Zhu et al. ont étudié la sécrétion de l’interleukine 8 (IL-8) sur les tissus dérivés de 22 patients atteints de CHC (Zhu et al., 2015). L’IL-8 est une cytokine pro-inflammatoire et pro-angiogénique associée à un mauvais pronostic dans le cancer de la prostate (Maxwell et al., 2013; Rossi & Zlotnik, 2000). Zhu et al. ont démontré que les stromas tumoraux étaient enrichis en IL-8 et que cette cytokine était sécrétée par les CSHa et non par les cellules du CHC (Hep3B et Huh-7). De plus, ils ont observé que l’angiogenèse était plus importante au niveau du front cellulaire envahissant, soit celui en contact direct avec les CSHa. Également, l’angiogenèse a significativement diminué suite à l’ajout d’un anticorps dirigé contre l’IL-8 in vitro et in vivo (Zhu et al., 2015). Cette équipe a révélé une des voies de communication entre les CSH et les cellules de CHC: les cellules de CHC activent les CSH, qui en réponse, sécrètent l’IL-8. Cette dernière stimule l’expression de facteurs angiogéniques par les cellules de CHC, comme le VEGF-A, et entraîne une augmentation de STAT3 sous sa forme phosphorylée (Ser727), donc active.

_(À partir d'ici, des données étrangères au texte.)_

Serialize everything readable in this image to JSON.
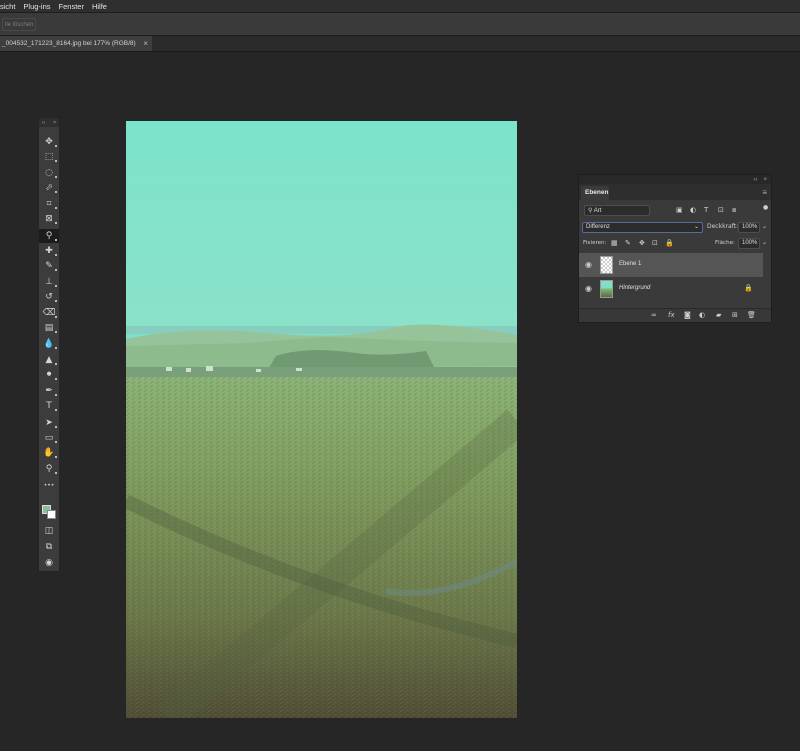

Une autre cytokine pro-tumorigénique qui est impliquée dans toutes les étapes du développement du CHC est le TGF-β. Cette cytokine promouvoit l’invasion des cellules de CHC/CCI en favorisant une transition épithélio-mésenchymateuse. L’inhibition de cette cytokine s’est avérée efficace en bloquant les interactions entre le stroma et la tumeur et en limitant la progression tumorale du CHC. Finalement, les cytokines impliquées dans la régulation immunitaire comme MCP1 (Monocyte chemoattractant protein 1), RANTES (Regulated on activation, normal T cell expressed and secreted), CCL21 (C-C motif chemokine ligand 21), permettent la chimiotaxie, l’adhérence et l’activation de cellules inflammatoires (Friedman, 2008a; Mallat & Lotersztajn, 2013). Des études de profilage génique dans le CHC ont permis de constater l’importance des cytokines des lymphocytes T des sous-types Th1 et Th2 dans le microenvironnement adjacent au tissu tumoral et leur association avec les métastases (Budhu et al., 2006). Dans le CCI, des changements dans l’expression génique du stroma tumoral comparativement au microenvironnement du foie non tumoral ont permis de reconnaître des altérations importantes qui ont été corrélées avec l’agressivité du cancer (Sulpice et al., 2013). De plus, le sorafenib (inhibiteur de plusieurs récepteurs tyrosine kinase, PDGF et ERK), le seul

traitement systémique recommandé pour le CHC, résulte en une diminution de l’accumulation de collagènes, ce qui suggère une implication des voies de la tumorigenèse dans le remodelage de la MEC (Wang et al., 2010).